Seis parlamentares democratas estão pressionando a principal autoridade de inteligência dos Estados Unidos a informar publicamente se americanos que usam serviços comerciais de VPN correm o risco de ser tratados como estrangeiros sob a legislação de vigilância do país, uma classificação que pode retirar proteções constitucionais contra espionagem governamental sem mandado.
Em uma carta enviada na quinta-feira à diretora de Inteligência Nacional, Tulsi Gabbard, os parlamentares afirmam que, como as VPNs ocultam a localização real do usuário e as agências de inteligência presumem que comunicações de origem desconhecida são estrangeiras, americanos podem acabar renunciando, sem perceber, às proteções de privacidade garantidas por lei.
Diversas agências federais, incluindo FBI, NSA e FTC, recomendam o uso de VPNs para proteger a privacidade.
Mas seguir essa orientação pode, inadvertidamente, custar aos americanos justamente as proteções que eles buscam.
A carta foi assinada pela ala progressista do Partido Democrata, com os senadores Ron Wyden, Elizabeth Warren, Edward Markey e Alex Padilla, além das deputadas Pramila Jayapal e Sara Jacobs.
A preocupação está na forma como as agências de inteligência tratam o tráfego de internet que passa por servidores comerciais de VPN, que podem estar em qualquer parte do mundo.
Milhões de americanos usam esses serviços rotineiramente, seja para acessar conteúdo com restrição regional, como transmissões esportivas do exterior, seja para proteger a privacidade em redes Wi-Fi públicas.
Como servidores de VPN misturam tráfego de usuários de vários países, um único servidor, mesmo que esteja nos Estados Unidos, pode carregar comunicações de estrangeiros, o que o torna potencial alvo de vigilância sob autoridades que permitem ao governo obrigar, em sigilo, provedores de serviço sediados nos EUA a colaborar.
Sob um programa controverso de vigilância sem mandado, o governo americano intercepta grandes volumes de comunicações eletrônicas de pessoas no exterior.
O programa também captura enormes quantidades de mensagens privadas de americanos, que o FBI pode consultar sem mandado, embora ele esteja autorizado a mirar apenas estrangeiros fora do país.
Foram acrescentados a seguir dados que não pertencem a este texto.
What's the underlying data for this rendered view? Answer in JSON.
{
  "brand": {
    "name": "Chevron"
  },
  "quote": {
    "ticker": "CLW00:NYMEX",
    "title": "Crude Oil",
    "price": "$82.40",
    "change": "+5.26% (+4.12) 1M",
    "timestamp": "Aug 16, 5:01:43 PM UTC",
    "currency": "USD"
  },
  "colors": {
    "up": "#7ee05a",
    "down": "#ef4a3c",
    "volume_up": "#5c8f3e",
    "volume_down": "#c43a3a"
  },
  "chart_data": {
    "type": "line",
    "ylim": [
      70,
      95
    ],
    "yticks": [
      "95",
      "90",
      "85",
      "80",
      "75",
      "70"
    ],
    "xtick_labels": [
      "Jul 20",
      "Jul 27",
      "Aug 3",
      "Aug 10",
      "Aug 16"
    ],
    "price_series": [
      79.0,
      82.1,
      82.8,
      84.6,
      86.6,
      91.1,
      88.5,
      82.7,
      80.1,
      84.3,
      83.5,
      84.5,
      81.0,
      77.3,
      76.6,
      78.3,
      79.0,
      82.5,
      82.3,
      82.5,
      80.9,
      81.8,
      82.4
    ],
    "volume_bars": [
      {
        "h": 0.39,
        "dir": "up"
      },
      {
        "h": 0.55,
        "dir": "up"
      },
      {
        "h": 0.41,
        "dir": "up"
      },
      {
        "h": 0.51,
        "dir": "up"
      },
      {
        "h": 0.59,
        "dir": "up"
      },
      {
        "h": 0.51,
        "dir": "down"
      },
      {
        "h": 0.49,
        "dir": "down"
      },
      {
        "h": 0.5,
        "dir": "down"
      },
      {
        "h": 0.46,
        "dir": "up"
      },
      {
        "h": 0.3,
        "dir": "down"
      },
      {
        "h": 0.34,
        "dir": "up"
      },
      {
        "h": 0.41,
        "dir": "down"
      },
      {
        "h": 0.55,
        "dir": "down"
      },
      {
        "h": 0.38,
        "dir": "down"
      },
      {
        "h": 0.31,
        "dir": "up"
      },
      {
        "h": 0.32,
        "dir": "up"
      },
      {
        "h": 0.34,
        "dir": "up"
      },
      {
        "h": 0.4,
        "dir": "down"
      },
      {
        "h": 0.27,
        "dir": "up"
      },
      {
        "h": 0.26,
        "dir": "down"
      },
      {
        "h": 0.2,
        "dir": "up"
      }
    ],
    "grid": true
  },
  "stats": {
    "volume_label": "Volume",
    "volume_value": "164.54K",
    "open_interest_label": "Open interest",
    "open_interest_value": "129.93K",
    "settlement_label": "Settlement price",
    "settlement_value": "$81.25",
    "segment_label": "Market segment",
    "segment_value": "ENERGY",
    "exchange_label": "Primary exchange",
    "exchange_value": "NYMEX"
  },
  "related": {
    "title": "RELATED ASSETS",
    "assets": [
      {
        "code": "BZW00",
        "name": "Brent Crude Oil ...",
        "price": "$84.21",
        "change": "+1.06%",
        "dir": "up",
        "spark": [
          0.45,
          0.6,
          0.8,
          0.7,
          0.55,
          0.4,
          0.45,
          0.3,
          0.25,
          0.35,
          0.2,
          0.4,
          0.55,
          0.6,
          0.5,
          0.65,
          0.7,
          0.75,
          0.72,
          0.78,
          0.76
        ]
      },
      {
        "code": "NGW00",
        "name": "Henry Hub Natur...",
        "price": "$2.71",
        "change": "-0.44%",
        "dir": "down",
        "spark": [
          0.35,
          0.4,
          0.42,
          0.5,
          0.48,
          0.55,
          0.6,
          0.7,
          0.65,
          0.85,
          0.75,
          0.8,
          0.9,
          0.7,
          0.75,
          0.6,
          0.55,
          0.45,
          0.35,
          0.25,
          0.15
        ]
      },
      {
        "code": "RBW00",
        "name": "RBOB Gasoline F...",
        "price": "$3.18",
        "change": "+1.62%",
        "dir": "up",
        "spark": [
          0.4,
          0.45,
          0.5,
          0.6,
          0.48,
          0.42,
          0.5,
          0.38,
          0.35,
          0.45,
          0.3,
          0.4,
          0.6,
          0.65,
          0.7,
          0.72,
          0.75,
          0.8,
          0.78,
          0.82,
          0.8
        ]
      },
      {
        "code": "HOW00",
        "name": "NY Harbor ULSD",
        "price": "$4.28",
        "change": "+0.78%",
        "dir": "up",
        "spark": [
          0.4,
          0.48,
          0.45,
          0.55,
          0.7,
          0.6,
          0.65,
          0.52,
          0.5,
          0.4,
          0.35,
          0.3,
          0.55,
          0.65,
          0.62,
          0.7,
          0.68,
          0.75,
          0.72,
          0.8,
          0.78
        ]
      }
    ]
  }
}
Esse programa, autorizado pela Seção 702 da Foreign Intelligence Surveillance Act, vence no próximo mês e se tornou o centro de uma intensa disputa no Congresso sobre sua renovação sem reformas significativas para proteger a privacidade dos americanos.
A carta desta quinta-feira cita diretrizes desclassificadas da comunidade de inteligência que estabelecem uma presunção central à preocupação dos parlamentares.
Segundo os procedimentos de direcionamento da NSA, uma pessoa cuja localização seja desconhecida é presumida como não sendo cidadã ou residente dos EUA, salvo se houver informação específica em contrário.
Os procedimentos do Departamento de Defesa para atividades de inteligência de sinais seguem a mesma lógica.
As VPNs comerciais funcionam roteando o tráfego de internet do usuário por servidores operados pela própria empresa, que podem estar em qualquer lugar do mundo.
Um único servidor pode receber o tráfego de milhares de usuários ao mesmo tempo, e tudo aparece como se viesse do mesmo endereço IP.
Para uma agência de inteligência que coleta comunicações em massa, um americano conectado a um servidor de VPN, por exemplo em Amsterdã, não parece diferente de um cidadão holandês.
A carta não afirma que o tráfego de VPN de americanos já tenha sido coletado sob essas autoridades, algo que estaria sob sigilo, mas pede que Gabbard esclareça publicamente qual impacto, se houver, o uso de VPNs tem sobre os direitos de privacidade dos americanos.
Entre os que cobram essa resposta está Wyden, que, como membro do Comitê de Inteligência do Senado, tem acesso a detalhes classificados sobre o funcionamento desses programas de vigilância e é conhecido por usar declarações públicas cuidadosamente formuladas para chamar atenção a práticas que não pode detalhar abertamente.
A carta também levanta preocupações sobre uma segunda autoridade de vigilância, mais ampla, a Executive Order 12333, uma diretriz da era Reagan que rege grande parte das operações de vigilância externa da comunidade de inteligência e permite a coleta em massa de comunicações de estrangeiros com ainda menos restrições do que a Seção 702.